REYNA : Maintenant, Melba et Luis sont un modèle d'égalité dans leur communauté. Melba est conseillère municipale, et Luis prend en charge les tâches domestiques lorsque celle-ci doit sortir pour participer à des réunions.

SHRAYA : Ils gèrent désormais la ferme ensemble, toutes les décisions de la maison sont partagées. Ils négocient des compromis dans leur relation, s'appuient l'un l'autre dans leurs projets respectifs.
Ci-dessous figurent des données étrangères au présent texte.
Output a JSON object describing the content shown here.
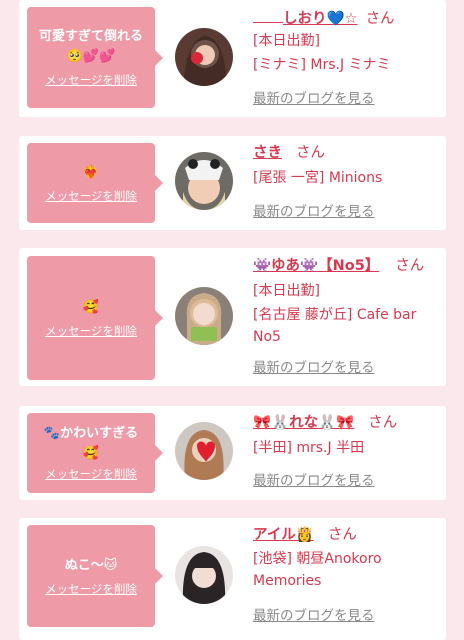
{
  "cards": [
    {
      "message": "可愛すぎて倒れる🥺💕💕",
      "delete_label": "メッセージを削除",
      "name": "しおり💙☆",
      "san": "さん",
      "detail1": "[本日出勤]",
      "detail2": "[ミナミ] Mrs.J ミナミ",
      "blog": "最新のブログを見る"
    },
    {
      "message": "❤️‍🔥",
      "delete_label": "メッセージを削除",
      "name": "さき",
      "san": "さん",
      "detail1": "[尾張 一宮] Minions",
      "blog": "最新のブログを見る"
    },
    {
      "message": "🥰",
      "delete_label": "メッセージを削除",
      "name": "👾ゆあ👾【No5】",
      "san": "さん",
      "detail1": "[本日出勤]",
      "detail2": "[名古屋 藤が丘] Cafe bar No5",
      "blog": "最新のブログを見る"
    },
    {
      "message": "🐾かわいすぎる🥰",
      "delete_label": "メッセージを削除",
      "name": "🎀🐰れな🐰🎀",
      "san": "さん",
      "detail1": "[半田] mrs.J 半田",
      "blog": "最新のブログを見る"
    },
    {
      "message": "ぬこ〜🐱",
      "delete_label": "メッセージを削除",
      "name": "アイル👸",
      "san": "さん",
      "detail1": "[池袋] 朝昼Anokoro Memories",
      "blog": "最新のブログを見る"
    }
  ]
}
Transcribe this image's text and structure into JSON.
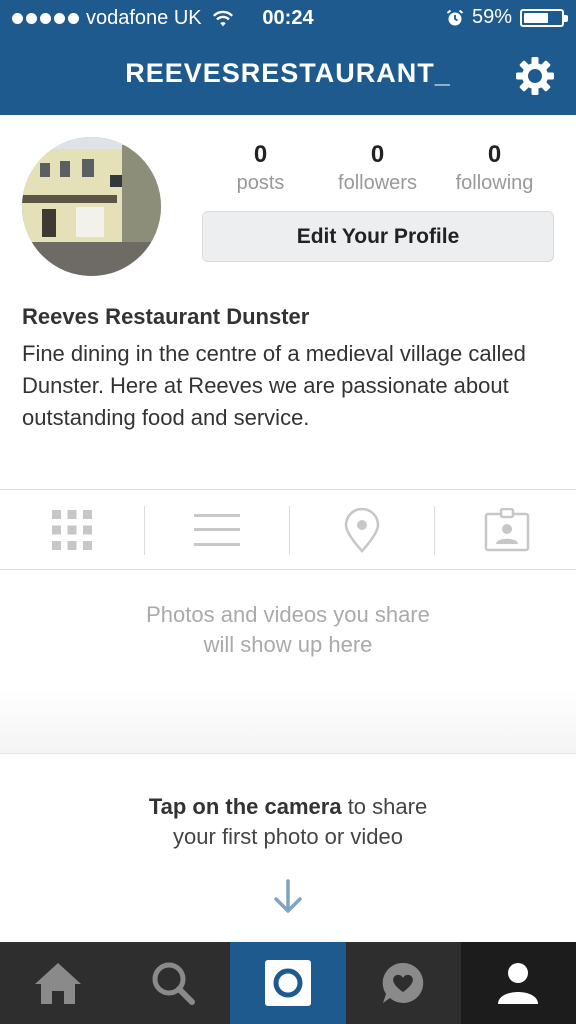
{
  "status_bar": {
    "carrier": "vodafone UK",
    "time": "00:24",
    "battery": "59%"
  },
  "nav": {
    "title": "REEVESRESTAURANT_"
  },
  "profile": {
    "stats": [
      {
        "value": "0",
        "label": "posts"
      },
      {
        "value": "0",
        "label": "followers"
      },
      {
        "value": "0",
        "label": "following"
      }
    ],
    "edit_label": "Edit Your Profile",
    "name": "Reeves Restaurant Dunster",
    "bio": "Fine dining in the centre of a medieval village called Dunster. Here at Reeves we are passionate about outstanding food and service."
  },
  "empty_state": {
    "line1": "Photos and videos you share",
    "line2": "will show up here"
  },
  "hint": {
    "bold": "Tap on the camera",
    "rest1": " to share",
    "line2": "your first photo or video"
  },
  "colors": {
    "brand": "#1e5a8e",
    "bottom_bar": "#2e2e2e"
  }
}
C'est très rare de voir ce degré d'entente et d'entraide mutuel chez un couple qui a toujours évolué dans un milieu traditionnel et patriarcal.
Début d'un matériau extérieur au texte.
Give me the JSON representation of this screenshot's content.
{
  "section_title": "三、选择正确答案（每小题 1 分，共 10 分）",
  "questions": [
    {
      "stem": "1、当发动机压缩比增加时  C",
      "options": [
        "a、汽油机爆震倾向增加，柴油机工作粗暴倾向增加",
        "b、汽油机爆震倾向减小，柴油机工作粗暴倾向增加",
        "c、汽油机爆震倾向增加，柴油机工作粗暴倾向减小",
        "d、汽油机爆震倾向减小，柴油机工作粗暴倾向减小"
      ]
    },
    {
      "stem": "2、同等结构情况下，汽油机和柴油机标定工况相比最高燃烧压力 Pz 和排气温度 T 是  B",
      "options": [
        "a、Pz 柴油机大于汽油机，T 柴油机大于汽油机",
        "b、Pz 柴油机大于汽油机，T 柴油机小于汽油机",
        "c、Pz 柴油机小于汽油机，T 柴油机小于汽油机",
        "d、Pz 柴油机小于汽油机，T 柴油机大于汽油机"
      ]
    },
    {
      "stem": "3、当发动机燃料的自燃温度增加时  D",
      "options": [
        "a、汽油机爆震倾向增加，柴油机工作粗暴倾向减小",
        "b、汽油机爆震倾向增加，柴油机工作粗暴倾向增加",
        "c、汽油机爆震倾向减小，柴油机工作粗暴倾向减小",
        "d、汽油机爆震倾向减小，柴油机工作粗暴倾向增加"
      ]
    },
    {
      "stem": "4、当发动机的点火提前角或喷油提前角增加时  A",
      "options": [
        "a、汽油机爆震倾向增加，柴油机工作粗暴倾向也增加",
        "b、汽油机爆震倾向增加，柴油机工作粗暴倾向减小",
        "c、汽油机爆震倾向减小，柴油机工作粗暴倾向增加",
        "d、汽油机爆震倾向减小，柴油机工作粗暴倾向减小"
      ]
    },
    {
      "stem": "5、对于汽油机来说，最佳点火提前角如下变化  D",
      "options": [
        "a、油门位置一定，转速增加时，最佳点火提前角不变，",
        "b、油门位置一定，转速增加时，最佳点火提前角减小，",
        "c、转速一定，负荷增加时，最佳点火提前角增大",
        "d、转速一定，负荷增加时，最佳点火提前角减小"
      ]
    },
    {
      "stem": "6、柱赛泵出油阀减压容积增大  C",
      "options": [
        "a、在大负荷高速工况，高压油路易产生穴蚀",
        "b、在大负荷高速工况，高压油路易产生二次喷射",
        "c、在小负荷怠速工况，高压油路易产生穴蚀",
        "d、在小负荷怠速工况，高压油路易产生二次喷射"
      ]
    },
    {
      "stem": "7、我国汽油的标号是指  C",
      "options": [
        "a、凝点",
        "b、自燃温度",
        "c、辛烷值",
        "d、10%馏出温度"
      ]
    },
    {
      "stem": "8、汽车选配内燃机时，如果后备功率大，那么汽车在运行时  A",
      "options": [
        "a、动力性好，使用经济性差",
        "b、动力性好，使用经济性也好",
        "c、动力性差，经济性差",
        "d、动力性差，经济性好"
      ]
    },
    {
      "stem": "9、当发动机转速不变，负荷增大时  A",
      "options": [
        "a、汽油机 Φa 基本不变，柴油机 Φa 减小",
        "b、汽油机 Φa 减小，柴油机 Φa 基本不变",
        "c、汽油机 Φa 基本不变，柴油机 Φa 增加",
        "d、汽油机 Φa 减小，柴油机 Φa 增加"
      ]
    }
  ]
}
REYNA : Les autres femmes de la communauté reconnaissent Melba en tant que leader, cherchent son conseil et ont cessé de porter un jugement sur elle parce qu'elle n'a pas pu avoir d'enfants. Elles voient qu'une femme peut avoir un autre rôle au sein d'une communauté et qu'elles aussi ont la capacité d'être mobilisatrices et inspirantes. Peut-être qu'aucun projet d'apiculture n'a vu le jour après son séjour au Canada, mais le contact qu'elle a eu avec une société plus égalitaire lui a fait voir qu'il est possible de se réaliser en tant que femme à travers toutes sortes d'avenues et l'a amené à reconsidérer les possibilités qui s'offraient à elle.

SHRAYA conclue : Ce type d'impact est beaucoup plus important et profond que n'importe quelle prouesse technique et Melba est désormais un moteur de changement pour toutes les femmes de sa communauté et même de la municipalité grâce à son rôle politique.

 

Cette conversation m'a permis de prendre conscience à quel point les dynamiques de développement sont complexes et comment certains changements ne peuvent pas être observés à court terme. À la fin d'un projet, on peut penser que certains résultats ne sont pas atteints, et il est extrêmement difficile de réellement mesurer l'impact que l'on peut avoir. Et c'est alors qu'un an plus tard, on récolte des fruits totalement inattendus! Il faut les savourer, mais surtout, il faut semer les graines de ces fruits pour multiplier la récolte et ainsi, continuer à travailler avec les nouvelles générations.